In this case this is a PR battle between two firms, and it isn't much more. And Alibaba isn't worried about the "proprietary code" (the truth is that there is incredibly little interest in most orgs code), but that the tool is a backdoor, or at least that is the claim.
DanielHB 6 hours ago
> there is incredibly little interest in most orgs code
I think from a commercial perspective yes, but access to source code is very good for finding exploits which could be very valuable for governments. I could also see a future where companies are directly cyber-attacking competitors in hostile markets too...
otabdeveloper4 7 hours ago
> and that fear seems to have dissolved
Until the first big incident, yes.
spwa4 7 hours ago
Wasn't one of the big promises the AI labs made "uncopyrighting"? Ie. the ability to reconstruct large works, including source code, without actual access to the source code?
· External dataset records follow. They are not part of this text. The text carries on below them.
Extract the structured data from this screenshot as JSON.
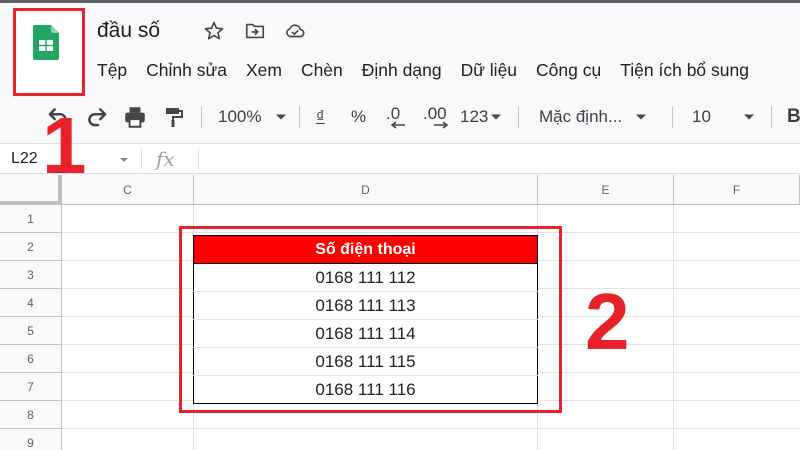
{
  "document": {
    "title": "đầu số"
  },
  "menu": [
    "Tệp",
    "Chỉnh sửa",
    "Xem",
    "Chèn",
    "Định dạng",
    "Dữ liệu",
    "Công cụ",
    "Tiện ích bổ sung"
  ],
  "toolbar": {
    "zoom": "100%",
    "currency": "₫",
    "percent": "%",
    "decrease_decimal": ".0",
    "increase_decimal": ".00",
    "more_formats": "123",
    "font": "Mặc định...",
    "font_size": "10",
    "bold": "B"
  },
  "formula_bar": {
    "cell_ref": "L22",
    "fx_label": "fx"
  },
  "columns": [
    "C",
    "D",
    "E",
    "F"
  ],
  "rows": [
    "1",
    "2",
    "3",
    "4",
    "5",
    "6",
    "7",
    "8",
    "9"
  ],
  "table": {
    "header": "Số điện thoại",
    "values": [
      "0168 111 112",
      "0168 111 113",
      "0168 111 114",
      "0168 111 115",
      "0168 111 116"
    ]
  },
  "annotations": {
    "callout_1": "1",
    "callout_2": "2"
  },
  "colors": {
    "highlight": "#e8212a",
    "header_fill": "#ff0000",
    "sheets_green": "#23a566"
  }
}
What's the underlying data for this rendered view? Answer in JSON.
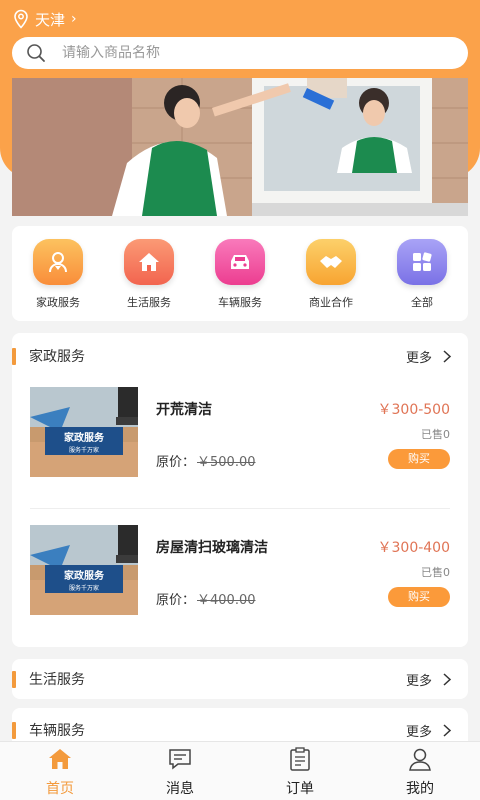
{
  "location": {
    "city": "天津"
  },
  "search": {
    "placeholder": "请输入商品名称"
  },
  "categories": [
    {
      "label": "家政服务",
      "icon": "housekeeper-icon",
      "color": "#fba84a"
    },
    {
      "label": "生活服务",
      "icon": "home-icon",
      "color": "#f77a5e"
    },
    {
      "label": "车辆服务",
      "icon": "car-icon",
      "color": "#f55aa3"
    },
    {
      "label": "商业合作",
      "icon": "handshake-icon",
      "color": "#fbb040"
    },
    {
      "label": "全部",
      "icon": "grid-icon",
      "color": "#8d86ee"
    }
  ],
  "sections": [
    {
      "title": "家政服务",
      "more": "更多",
      "items": [
        {
          "name": "开荒清洁",
          "price": "￥300-500",
          "sold": "已售0",
          "orig_label": "原价：",
          "orig_price": "￥500.00",
          "buy": "购买",
          "thumb_title": "家政服务",
          "thumb_sub": "服务千万家"
        },
        {
          "name": "房屋清扫玻璃清洁",
          "price": "￥300-400",
          "sold": "已售0",
          "orig_label": "原价：",
          "orig_price": "￥400.00",
          "buy": "购买",
          "thumb_title": "家政服务",
          "thumb_sub": "服务千万家"
        }
      ]
    },
    {
      "title": "生活服务",
      "more": "更多"
    },
    {
      "title": "车辆服务",
      "more": "更多"
    }
  ],
  "tabs": [
    {
      "label": "首页",
      "icon": "home-tab-icon",
      "active": true
    },
    {
      "label": "消息",
      "icon": "message-icon",
      "active": false
    },
    {
      "label": "订单",
      "icon": "clipboard-icon",
      "active": false
    },
    {
      "label": "我的",
      "icon": "user-icon",
      "active": false
    }
  ],
  "colors": {
    "accent": "#fba24a",
    "price": "#e07455"
  }
}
Everything from movies to operating systems.
mannanj 9 minutes ago
I remember hearing something about this. Reminds me of the many lies that political candidates make to garner interest and approval. Except who's holding them accountable - like there's not even a list anywhere tracking these lies.
xpct 4 hours ago
Interesting, I haven't heard this claim before. I suppose that claim made sense if their customers were big corporations, not so much when its the masses generating bootleg software copies.
silon42 6 hours ago
Cleverly compressing and decompressing doesn't de-copyright it. ... and if it's not the same who'd trust it.
gchamonlive an hour ago
There was recently this case here in Brazil https://www.mixvale.com.br/2026/06/26/fbi-warns-brazilian-po...
This is a double edge knife. In this specific instance this was absurdely important for that kid's life, but this work both ways. What if the US authorities deemed it necessary to snoop on foreign governments and citizens for political reasons, now leveraging AI to do it in an industrial scale?
One thing is certain though is that assuring privacy isn't top priority for any cloud provider. Companies doing cutting edge, sensitive work should be wary.
bathtub365 an hour ago
The US government deemed it necessary to snoop on foreign governments and citizens decades ago and is doing it on a continuous basis. Also on their own government and citizens.
gchamonlive an hour ago
Thanks, I've edited my original comment to address this more clearly
kordlessagain 16 minutes ago
Well, that's a revenue hit for sure for Anthropic.
jdw64 7 hours ago
I got curious and asked my Chinese friends, and they gave me a Reddit link[1]. It looks like it's about location data collection, and they suggested that might be the reason for the issue.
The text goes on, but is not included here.